Last year, college officials tried to get more money, based on the funding formula used with other community colleges. Alan Schuman, vice president for administration, figured the college was entitled to an additional $843,056.

But Carroll ended up with only $256,277 more.

This year could be different, Del. Richard N. Dixon said yesterday at the breakfast.

"This is the first year of many where we have additional revenues they're projecting," Mr. Dixon said.

When Carroll Community College asked for the additional money last year, it prompted presidents from other community colleges to urge the state not to cut into their grants to make up the difference to Carroll.

This year, the Maryland Higher Education Commission is expected to propose that the state should budget additional dollars for the whole community college pool, so Carroll and the other community colleges can get their fair shares, said Barbara Charnock, chairwoman of the Carroll Community College trustees.

The state pays Carroll $1,053 per student. But the average state contribution for a school of Carroll's size is $1,786 per student. On the high end, Garrett Community College gets $2,314. After Carroll, the next-lowest-paid is Allegany Community College at $1,614 per student.

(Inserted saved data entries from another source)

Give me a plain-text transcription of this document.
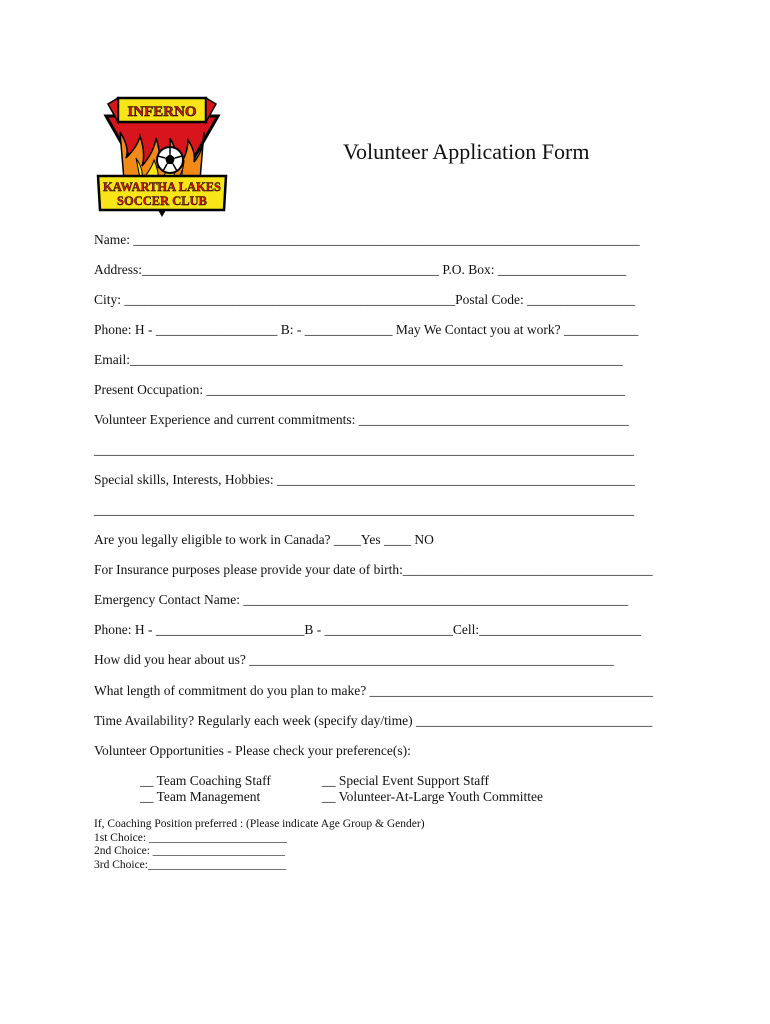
INFERNO
KAWARTHA LAKES
SOCCER CLUB
Volunteer Application Form
Name: ___________________________________________________________________________
Address:____________________________________________ P.O. Box: ___________________
City: _________________________________________________Postal Code: ________________
Phone: H - __________________ B: - _____________ May We Contact you at work? ___________
Email:_________________________________________________________________________
Present Occupation: ______________________________________________________________
Volunteer Experience and current commitments: ________________________________________
________________________________________________________________________________
Special skills, Interests, Hobbies: _____________________________________________________
________________________________________________________________________________
Are you legally eligible to work in Canada? ____Yes ____ NO
For Insurance purposes please provide your date of birth:_____________________________________
Emergency Contact Name: _________________________________________________________
Phone: H - ______________________B - ___________________Cell:________________________
How did you hear about us? ______________________________________________________
What length of commitment do you plan to make? __________________________________________
Time Availability? Regularly each week (specify day/time) ___________________________________
Volunteer Opportunities - Please check your preference(s):
__ Team Coaching Staff
__ Team Management
__ Special Event Support Staff
__ Volunteer-At-Large Youth Committee
If, Coaching Position preferred : (Please indicate Age Group & Gender)
1st Choice: ________________________
2nd Choice: _______________________
3rd Choice:________________________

If Carroll gets the additional money it is seeking, it could mean the college will receive $800,000 more a year, beginning in the 1995 fiscal year.

What would the college do with that money?

James Bruns, the vice president for instruction, would like to have more full-time and fewer part-time faculty.

"Your full-time faculty are the ones who keep the curriculum current," he said. "They are the ones who advise students, do the committee work of the college. They really provide the structure of the college."

Dr. Bruns also hopes to add new programs for physical therapy assistants, environmental science technicians and medical records technicians. Mr. said that if the state does not provide the additional money, "We delay those things.

"Either we get the state money to do it, we don't do it, or we go to the county government to do it. Raising tuition is always one of the variables."

Carroll's tuition is $48 per credit hour, compared to a state average of $53, he said.

Ms. Charnock said the board members wanted to provide the delegation with as much information as possible so they could push for the extra money.